Failure to Follow Care-Planned Hoyer Lift Transfer Requirements
Penalty
Summary
The deficiency involves the facility’s failure to follow a resident’s care plan interventions for transfers, resulting in a transfer being performed without required equipment and assistance. A resident admitted in February 2026 with multiple sclerosis had a 2/25/26 ADL care plan indicating the resident was dependent on two staff members for transfers and required use of a Hoyer (mechanical) lift. Despite this, on 2/28/26 a CNA (Staff 3) performed a stand-pivot transfer without the Hoyer lift and without a second staff member. The resident later reported that Staff 3 gave a “giant bear hug” and made several attempts to transfer the resident from chair to bed, after which the resident reported right flank pain and stated the transfer caused three broken ribs. An x-ray on 3/10/26 showed no rib fractures or dislocation, and the resident was assessed to have no visible injury. During interview, Staff 3 confirmed she had completed a stand-pivot transfer with the resident and acknowledged she had not read the resident’s care plan, and the Administrator confirmed that the resident had been care planned for a two-person Hoyer lift transfer at the time of the incident.
Failure to Provide Ordered Rehabilitative Services
Penalty
Summary
The facility failed to provide ordered rehabilitative services to a resident with multiple sclerosis. The resident was admitted in February 2026 with admission orders dated 2/24/26 for both physical therapy and occupational therapy. Review of the resident’s clinical record showed no documented evidence that any therapy services were provided as ordered. In an interview on 3/11/26 at 10:58 AM, the resident reported not having received any therapy since admission. During a separate interview on 3/11/26 at 10:40 AM, the Director of Rehabilitation confirmed that the resident had not received any therapy services from the date of admission through 3/11/26, despite the existing orders for physical and occupational therapy. This failure to implement the physician’s orders for rehabilitative services for this resident placed the resident at risk for a decline in range of motion.
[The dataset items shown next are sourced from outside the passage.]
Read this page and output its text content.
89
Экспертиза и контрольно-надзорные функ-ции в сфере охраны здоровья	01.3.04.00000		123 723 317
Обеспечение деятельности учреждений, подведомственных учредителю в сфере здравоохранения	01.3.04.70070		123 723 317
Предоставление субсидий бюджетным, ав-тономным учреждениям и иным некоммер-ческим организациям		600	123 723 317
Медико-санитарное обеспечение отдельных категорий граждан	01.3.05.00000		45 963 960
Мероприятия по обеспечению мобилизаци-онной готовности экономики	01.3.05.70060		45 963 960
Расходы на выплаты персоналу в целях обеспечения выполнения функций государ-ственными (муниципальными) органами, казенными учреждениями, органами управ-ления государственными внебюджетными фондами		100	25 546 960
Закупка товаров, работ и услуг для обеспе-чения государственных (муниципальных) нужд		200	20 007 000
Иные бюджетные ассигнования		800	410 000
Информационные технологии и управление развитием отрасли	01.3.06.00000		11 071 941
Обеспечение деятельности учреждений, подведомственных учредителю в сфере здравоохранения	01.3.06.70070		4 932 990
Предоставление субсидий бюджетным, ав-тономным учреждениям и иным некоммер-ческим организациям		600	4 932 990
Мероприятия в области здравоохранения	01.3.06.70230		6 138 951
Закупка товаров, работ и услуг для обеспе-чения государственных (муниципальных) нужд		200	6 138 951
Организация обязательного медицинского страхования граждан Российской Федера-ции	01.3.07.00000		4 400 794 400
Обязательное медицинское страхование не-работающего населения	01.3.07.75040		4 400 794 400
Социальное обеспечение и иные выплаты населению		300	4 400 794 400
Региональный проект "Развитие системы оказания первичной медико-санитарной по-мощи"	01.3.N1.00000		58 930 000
Failure to Provide and Accurately Document Scheduled Bathing for a Dependent Resident
Penalty
Summary
The deficiency involves the facility’s failure to ensure that a dependent resident received required assistance with activities of daily living (ADLs), specifically bathing, and inaccurate documentation that bathing had been provided. The resident, admitted in 10/2025 with dementia and stroke, had a 10/21/25 admission MDS indicating severe cognitive impairment and dependence on staff for showers. The facility’s 12/2025 CNA task report showed the resident was scheduled for bathing on day shift on Wednesdays and Sundays. On 12/24/25, the task report was blank for bathing, and on 12/28/25, the report documented that the resident received bathing and was dependent on staff for assistance. However, a 12/29/25 facility investigation determined the resident did not receive a bath on 12/28/25 and that it had been falsely documented that bathing occurred. A Facility Reported Incident form dated 12/31/25 further documented that on 12/28/25, a CNA (Staff 5) noted providing bathing to the resident but did not provide any type of bathing. Additional record review showed that the resident’s 3/2026 CNA task report contained no documentation that any type of bathing was provided on 3/11/26. Attempts to contact Staff 5 on 3/16/26 and 3/17/26 were unsuccessful. During interviews, another CNA (Staff 7) stated that on 12/28/25 she observed Staff 5 lay the resident down and, when she asked about bathing, Staff 5 said she would complete the resident’s bathing in the evening; Staff 7 stated she could not perform the resident’s bathing in the evening because she moved to a different hall on evening shift. Another CNA (Staff 21) stated that usually if bathing was not documented in the resident’s record, bathing did not occur. The Regional Nurse (Staff 31) stated that staff should provide scheduled bathing to residents.